Sea turtle nesting starts today and runs through August, although hatchlings can emerge as late as October. Biologists and turtle monitoring groups are hoping for high numbers this year, perhaps 2,000 nests across Lee and Collier counties. Overall, Lee County beaches were home to 680 turtle nests in 2013 with Collier County numbers cresting at 1,075.

"We had a really good year last year, lots of nests and lots of hatchlings," said Maura Kraus, principal environmental specialist for Collier County. "We had a good nesting season the year before, but tropical storms wiped out a lot of the eggs. We went through a 10-year, sharp decline, and two years ago it started coming up again. I sure hope it continues."

Kraus said some nests have survived short-term flooding from summer storms.

"They drained so well that the water didn't stand on the nest," Kraus said. "We had hatchlings from nests that were underwater several times. The quicker the water can drain through the nest, the better chance of survival."

County and state agencies involved with beach renourishment projects must use a certain size of sand to ensure that the nests will drain if flooded.

By law, beach chairs and furniture must be removed daily, and lighting must not be visible at the shoreline. Hatchlings typically emerge at night and follow any light they see, which, naturally, is from the moon or stars.

Loggerheads are the most common sea turtles that nest in Southwest Florida. Adult females return to the beaches they hatched on to deposit the next generations of loggerheads. Some swim from as far away as the west coast of Africa, a popular feeding ground in the Atlantic Ocean.

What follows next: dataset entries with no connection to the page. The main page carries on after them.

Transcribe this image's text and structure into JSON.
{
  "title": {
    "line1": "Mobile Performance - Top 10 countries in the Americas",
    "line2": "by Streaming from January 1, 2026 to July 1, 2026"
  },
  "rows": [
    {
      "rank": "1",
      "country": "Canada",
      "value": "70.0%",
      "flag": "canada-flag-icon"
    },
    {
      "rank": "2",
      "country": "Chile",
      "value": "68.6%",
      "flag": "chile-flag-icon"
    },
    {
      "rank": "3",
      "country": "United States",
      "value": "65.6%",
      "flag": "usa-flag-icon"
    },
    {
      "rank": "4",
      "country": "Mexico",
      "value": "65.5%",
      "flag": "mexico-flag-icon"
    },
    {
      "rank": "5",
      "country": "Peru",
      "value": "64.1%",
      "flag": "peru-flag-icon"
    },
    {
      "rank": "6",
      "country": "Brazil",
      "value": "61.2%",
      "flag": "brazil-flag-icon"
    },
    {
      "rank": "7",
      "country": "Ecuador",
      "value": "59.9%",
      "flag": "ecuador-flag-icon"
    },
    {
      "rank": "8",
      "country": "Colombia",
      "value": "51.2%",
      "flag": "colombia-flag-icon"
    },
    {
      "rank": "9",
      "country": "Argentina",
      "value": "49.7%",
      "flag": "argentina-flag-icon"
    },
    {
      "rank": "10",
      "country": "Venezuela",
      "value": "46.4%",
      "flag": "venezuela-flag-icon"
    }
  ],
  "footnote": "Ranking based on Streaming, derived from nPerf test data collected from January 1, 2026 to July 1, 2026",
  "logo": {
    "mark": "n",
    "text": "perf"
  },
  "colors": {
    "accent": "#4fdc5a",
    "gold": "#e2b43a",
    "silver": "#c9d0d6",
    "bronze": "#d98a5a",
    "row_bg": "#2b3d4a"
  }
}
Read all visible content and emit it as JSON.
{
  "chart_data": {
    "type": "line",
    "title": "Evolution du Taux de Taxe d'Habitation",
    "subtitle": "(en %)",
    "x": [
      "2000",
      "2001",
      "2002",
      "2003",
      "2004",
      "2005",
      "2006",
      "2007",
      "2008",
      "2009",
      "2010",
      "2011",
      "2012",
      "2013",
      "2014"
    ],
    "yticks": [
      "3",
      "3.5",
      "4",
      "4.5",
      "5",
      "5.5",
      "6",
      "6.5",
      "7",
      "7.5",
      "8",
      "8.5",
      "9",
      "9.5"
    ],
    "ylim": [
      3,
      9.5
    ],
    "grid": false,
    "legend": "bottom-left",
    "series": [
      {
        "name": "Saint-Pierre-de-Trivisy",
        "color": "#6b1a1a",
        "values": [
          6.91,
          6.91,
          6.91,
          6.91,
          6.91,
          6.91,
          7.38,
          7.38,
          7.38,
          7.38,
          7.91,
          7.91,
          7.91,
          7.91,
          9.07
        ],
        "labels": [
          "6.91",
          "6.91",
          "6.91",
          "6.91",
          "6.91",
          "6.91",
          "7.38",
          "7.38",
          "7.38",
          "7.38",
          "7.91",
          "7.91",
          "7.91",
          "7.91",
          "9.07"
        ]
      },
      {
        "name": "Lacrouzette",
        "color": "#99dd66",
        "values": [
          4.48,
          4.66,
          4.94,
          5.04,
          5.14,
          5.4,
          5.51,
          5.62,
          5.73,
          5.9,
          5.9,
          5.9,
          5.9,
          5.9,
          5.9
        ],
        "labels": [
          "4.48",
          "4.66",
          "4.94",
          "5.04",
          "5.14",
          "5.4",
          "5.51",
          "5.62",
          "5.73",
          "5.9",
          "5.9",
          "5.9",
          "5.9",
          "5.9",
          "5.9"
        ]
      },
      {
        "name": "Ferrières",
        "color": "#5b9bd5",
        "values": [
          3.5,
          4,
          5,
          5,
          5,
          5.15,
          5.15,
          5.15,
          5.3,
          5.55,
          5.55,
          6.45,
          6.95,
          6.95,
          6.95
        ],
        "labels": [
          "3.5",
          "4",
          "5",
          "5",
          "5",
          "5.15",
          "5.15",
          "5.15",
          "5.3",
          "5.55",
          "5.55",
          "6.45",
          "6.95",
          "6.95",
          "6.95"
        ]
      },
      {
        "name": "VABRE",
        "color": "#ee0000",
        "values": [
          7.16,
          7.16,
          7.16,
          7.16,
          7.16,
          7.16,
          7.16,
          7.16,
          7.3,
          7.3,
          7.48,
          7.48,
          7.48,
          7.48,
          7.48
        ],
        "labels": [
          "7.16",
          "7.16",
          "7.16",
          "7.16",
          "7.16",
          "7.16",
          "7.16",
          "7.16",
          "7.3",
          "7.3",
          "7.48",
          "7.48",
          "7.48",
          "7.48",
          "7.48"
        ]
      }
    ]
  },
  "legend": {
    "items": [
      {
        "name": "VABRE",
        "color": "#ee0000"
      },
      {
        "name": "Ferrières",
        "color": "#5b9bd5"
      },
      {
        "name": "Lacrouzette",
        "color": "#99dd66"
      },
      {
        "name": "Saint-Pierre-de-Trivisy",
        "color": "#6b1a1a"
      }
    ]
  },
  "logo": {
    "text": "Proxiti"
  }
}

No nests had been reported in the Naples or Marco Island area as of Wednesday afternoon, Kraus said.

Haverfield and her crew will likely have to relocate nests on the north end of Bonita Beach this year. Relocating a nest takes about an hour and must be done with great care as embryos can detach from the egg shell and die.

The public must remain vigilant in how it treats nests and hatchlings.

"They can respect the nesting process. if they see a turtle at night, give it lots of space and don't use flashlights or cameras," said marine biologist Beth Brost with the Florida Wildlife Research Institute. "They can get spooked and go back into the ocean. Think about the energy it takes to crawl out of the water, up the beach, dig a hole, lay your eggs and then go back out into the water."

— Connect with this reporter: ChadGillisNP on twitter.

Loggerhead

(Caretta caretta)

• Appearance: Called loggerhead due to their relatively large heads, adults grow 250 to 400 pounds with a 3-foot long shell. Males have longer tails, which may not be visible with juveniles.

• Habitat: Open ocean except for nesting females, who return to the very beach they were born on to nest. Found in Atlantic Ocean and Gulf of Mexico during summer months. Nesting occurs May through October.

• Range: The most common sea turtle in Florida, loggerheads nest throughout much of the Gulf of Mexico region and the east coast. Loggerheads have been documented swimming from Fort Lauderdale to Cuba in 11 days.

• Reproduction: Adult females nest every two to three years, depositing 100 eggs or more into a body-sized cavity the females create by digging with their flipper-like appendages.